(Ketua Umum PSHT, Dr. Ir. Muhammad Taufiq SH. M.Sc (tengah) saat menghadiri pengesahan. Foto:// Pengprov Kalbar)
Persaudaraan Setia Hati Terate (PSHT) terus melestarikan warisan budaya bangsa di Bumi Khatulistiwa. Kali ini, Pengurus Provinsi (Pengprov) Kalimantan Barat menggelar Pengesahan Warga Baru se-Kalbar di Pendopo Gubernur, Kota Pontianak, Sabtu (11/7/2026).
Total ada sebanyak 88 warga baru perwakilan dari 7 cabang yang resmi disahkan dalam prosesi khidmat. Acara ini dihadiri langsung oleh Ketua Umum, Dr. Ir. Muhammad Taufiq, S.H., M.Sc., Anggota Majelis Luhur, Simun Sofyan, serta sejumlah jajaran pengurus pusat lainnya.
Momentum ini menjadi panggung utama dalam mengedepankan pengenalan budaya pencak silat ke tengah masyarakat luas. Dalam arahannya, Ketua Umum Muhammad Taufiq menegaskan bahwa pengesahan ini merupakan langkah regenerasi penting untuk menjaga eksistensi pencak silat.
“Pencak silat bukan hanya tentang ketangkasan fisik atau bela diri, ini adalah identitas bangsa kita,” seru Ketua Umum.
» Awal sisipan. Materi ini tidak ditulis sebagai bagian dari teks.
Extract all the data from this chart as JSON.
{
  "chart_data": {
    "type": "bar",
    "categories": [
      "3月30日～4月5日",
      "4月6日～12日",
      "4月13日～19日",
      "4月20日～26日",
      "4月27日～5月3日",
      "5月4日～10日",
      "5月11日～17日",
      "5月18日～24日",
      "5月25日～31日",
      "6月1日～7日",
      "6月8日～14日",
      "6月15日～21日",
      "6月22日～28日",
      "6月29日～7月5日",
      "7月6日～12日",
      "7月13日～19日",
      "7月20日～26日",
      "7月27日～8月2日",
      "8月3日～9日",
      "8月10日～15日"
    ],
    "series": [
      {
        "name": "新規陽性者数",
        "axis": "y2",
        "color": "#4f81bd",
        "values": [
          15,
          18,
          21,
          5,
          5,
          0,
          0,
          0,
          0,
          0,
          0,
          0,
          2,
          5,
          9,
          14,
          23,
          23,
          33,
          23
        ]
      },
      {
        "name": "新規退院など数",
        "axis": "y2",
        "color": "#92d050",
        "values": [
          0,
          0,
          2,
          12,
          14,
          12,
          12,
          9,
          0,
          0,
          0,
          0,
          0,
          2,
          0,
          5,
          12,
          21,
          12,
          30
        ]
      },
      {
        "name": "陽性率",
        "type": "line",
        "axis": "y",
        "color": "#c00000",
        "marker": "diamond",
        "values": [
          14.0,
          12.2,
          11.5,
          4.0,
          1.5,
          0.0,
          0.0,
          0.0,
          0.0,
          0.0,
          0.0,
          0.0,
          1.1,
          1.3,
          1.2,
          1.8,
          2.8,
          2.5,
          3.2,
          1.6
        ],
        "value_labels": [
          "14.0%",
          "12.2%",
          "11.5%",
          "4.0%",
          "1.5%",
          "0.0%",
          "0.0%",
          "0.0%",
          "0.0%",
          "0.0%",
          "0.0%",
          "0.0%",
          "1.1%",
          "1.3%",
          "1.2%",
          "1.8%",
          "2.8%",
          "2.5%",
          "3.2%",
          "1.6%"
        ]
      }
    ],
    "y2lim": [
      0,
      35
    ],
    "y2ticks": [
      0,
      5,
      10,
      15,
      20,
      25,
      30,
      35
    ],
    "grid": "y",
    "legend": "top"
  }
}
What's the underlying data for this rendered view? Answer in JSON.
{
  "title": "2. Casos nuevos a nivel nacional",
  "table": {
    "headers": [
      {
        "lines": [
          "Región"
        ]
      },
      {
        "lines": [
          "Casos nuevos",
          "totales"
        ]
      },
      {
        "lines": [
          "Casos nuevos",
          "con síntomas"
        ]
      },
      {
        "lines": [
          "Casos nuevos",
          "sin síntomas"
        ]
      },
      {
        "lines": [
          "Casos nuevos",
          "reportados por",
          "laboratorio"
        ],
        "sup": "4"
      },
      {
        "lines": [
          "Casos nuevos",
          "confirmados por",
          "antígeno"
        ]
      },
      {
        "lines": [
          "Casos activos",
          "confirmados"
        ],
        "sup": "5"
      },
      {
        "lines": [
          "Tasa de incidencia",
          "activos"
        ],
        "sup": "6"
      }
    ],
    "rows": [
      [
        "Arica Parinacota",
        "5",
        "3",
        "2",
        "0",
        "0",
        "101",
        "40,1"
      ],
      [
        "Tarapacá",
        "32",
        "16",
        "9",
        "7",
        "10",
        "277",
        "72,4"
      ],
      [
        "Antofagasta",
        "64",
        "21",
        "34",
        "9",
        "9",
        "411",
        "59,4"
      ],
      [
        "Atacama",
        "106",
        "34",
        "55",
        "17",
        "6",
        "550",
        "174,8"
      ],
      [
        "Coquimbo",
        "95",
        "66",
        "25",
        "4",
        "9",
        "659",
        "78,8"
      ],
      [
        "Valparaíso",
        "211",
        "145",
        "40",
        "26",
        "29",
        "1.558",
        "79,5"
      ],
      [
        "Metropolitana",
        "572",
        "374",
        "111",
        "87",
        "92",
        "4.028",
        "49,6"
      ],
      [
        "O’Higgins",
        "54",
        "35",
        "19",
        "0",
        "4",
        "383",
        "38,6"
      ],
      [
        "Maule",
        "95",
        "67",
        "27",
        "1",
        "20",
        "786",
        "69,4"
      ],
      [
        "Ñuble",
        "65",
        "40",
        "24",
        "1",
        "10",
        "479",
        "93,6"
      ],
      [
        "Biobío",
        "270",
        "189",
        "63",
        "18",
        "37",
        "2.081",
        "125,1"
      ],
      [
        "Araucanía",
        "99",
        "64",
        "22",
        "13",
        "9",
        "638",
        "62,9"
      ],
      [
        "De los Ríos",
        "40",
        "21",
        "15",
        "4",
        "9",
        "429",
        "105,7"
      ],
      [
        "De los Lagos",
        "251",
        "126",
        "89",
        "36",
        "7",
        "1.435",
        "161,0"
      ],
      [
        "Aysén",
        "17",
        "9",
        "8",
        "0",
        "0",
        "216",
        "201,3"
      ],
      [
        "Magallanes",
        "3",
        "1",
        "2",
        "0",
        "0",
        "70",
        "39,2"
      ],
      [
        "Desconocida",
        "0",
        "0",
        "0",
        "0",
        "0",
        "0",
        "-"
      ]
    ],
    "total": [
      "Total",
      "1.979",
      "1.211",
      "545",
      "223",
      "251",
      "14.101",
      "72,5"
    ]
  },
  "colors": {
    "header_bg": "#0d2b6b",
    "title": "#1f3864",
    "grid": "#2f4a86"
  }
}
“Tugas warga baru yang disahkan hari ini adalah menjadi garda terdepan dalam mengenalkan kekayaan tradisi, kedisiplinan, dan nilai persaudaraan pencak silat kepada masyarakat modern,” ujar Muhammad Taufiq.
Senada dengan hal tersebut, perwakilan Majelis Luhur PSHT, Simun Sofyan, memberikan pesan mendalam kepada puluhan warga baru untuk tegak lurus dalam menjalankan ajaran.
Simun Sofyan menekankan pentingnya internalisasi ajaran PSHT agar berdampak nyata pada perilaku sehari-hari di tengah kehidupan bermasyarakat, dan tidak hanya sebatas menjadi seremoni saja.
“Semua warga yang disahkan wajib berpegang teguh pada ajaran luhur organisasi, tolok ukur keberhasilan latihan kita adalah perubahan perilaku,” tegasnya.
“Orang yang ikut PSHT harus menjadikan hidupnya lebih baik, lebih bermanfaat, dan lebih berbudi luhur dari sebelum mereka ikut latihan. Jangan sampai semua hanya sebatas sampai di pengesahan saja.” tandas Simun Sofyan.
Dengan kehadiran 88 warga baru ini, mereka diharapkan mampu menjadi duta budaya yang merangkul generasi muda agar lebih mencintai budaya lokal, khususnya pencak silat di tengah gempuran tren global.
Dengan kekayaan gerak yang dimiliki, hal ini sekaligus menjadi bukti nyata bahwa pencak silat adalah karya seni budaya bangsa yang patut dibanggakan dan terus dilestarikan bersama.